The Court of Appeals for the Fifth Circuit, prior to the addition of subsection (e) to § 1447, addressed precisely the issue to be contemplated by the statute. Hensgens v. Deere & Co., 833 F.2d 1179 (5th Cir.1987). In Hensgens, the plaintiff brought suit against a tractor manufacturer, who removed the action to federal court. Plaintiff subsequently amended her complaint to add the seller of the tractor as a non-diverse defendant. 833 F.2d at 1180. The manufacturer moved for summary judgment on the grounds that the one-year Louisiana prescription period had expired, and the court granted the motion as to both defendants. On appeal, the plaintiff/appellant raised for the first time the issue of lack of subject matter jurisdiction. Plaintiff/appellant argued the joinder of the non-diverse seller of the tractor destroyed complete diversity of citizenship of the parties. Id. at 1180.
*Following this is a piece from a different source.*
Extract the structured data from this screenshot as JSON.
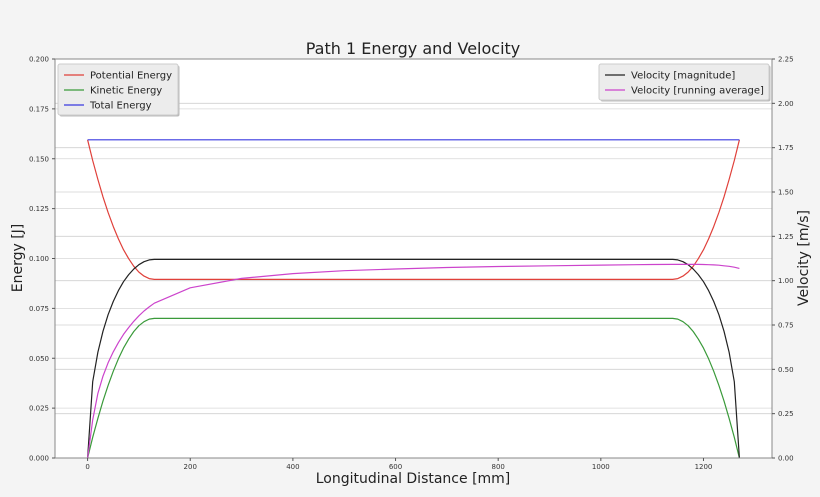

The court noted that the addition of the non-diverse defendant did indeed defeat jurisdiction by destroying complete diversity of the citizenship of the parties. Hensgens v. Deere & Co., 833 F.2d 1179, 1181 (5th Cir.1987) (citing Owen Equipment & Erection Co. v. Kroger, 437 U.S. 365, 374, 98 S.Ct. 2396, 2403, 57 L.Ed.2d 274 (1978)). The court explained:
[T]he rule for remand is the same as original diversity jurisdiction. That is, most post-removal developments— amendment of pleadings to below jurisdictional amount or change in citizenship of a party—will not divest the court of jurisdiction but an addition of a non-diverse defendant will do so.
Id. at 1181.
The Hensgens court recognized that the circumstances under which a district court should allow joinder of non-diverse defendants must be weighed carefully, given the jurisdictional nature of the outcome; a district court “should scrutinize such a motion more closely than an ordinary amendment.” Id. at 1182. Consequently, the court provided guidelines designed to adequately protect the competing interests at stake. Those interests are (1) the defendant’s interest in keeping the federal forum, and (2) the danger in having parallel lawsuits in both state and federal courts, resulting in waste of judicial resources and possibly inconsistent results. Id. With those interests in mind, the court outlined factors which the district court should, in its discretion, consider. These are (1) the *455extent to which the purpose of the amendment of the complaint is to defeat federal jurisdiction; (2) the degree of dilatory conduct on the part of the plaintiff; (3) the risk of significant injury to the plaintiff if the amendment is not allowed; and (4) any other equitable considerations. Id. If the district court decides to allow the amendment, thus joining the non-diverse defendant, the case must be remanded to the state court. If the amendment is denied, the federal court keeps jurisdiction. Id.
The facts in this case weigh in favor of denying the motion to amend. Given the timing of the filing of the motion to amend, specifically the fact that it was filed several months after the motions to remand were filed, it appears the motion was made at least in part to bolster the movant’s case for remand. The conduct of plaintiffs has been dilatory at best, in failing for over a year to properly name and serve the personal representative as was clearly “promised” by the plaintiffs’ complaint. As such, denial of the motion to amend will not prejudice the plaintiffs; the case will still go forward in this court. The defendant’s interest in maintaining the federal forum will, however, be impaired if the amendment to the complaint is allowed at this late stage. For the foregoing reasons the motion to amend is DENIED, and accordingly, the motions to remand this case back to the 60th Judicial District Court of Jefferson County, Texas, are DENIED.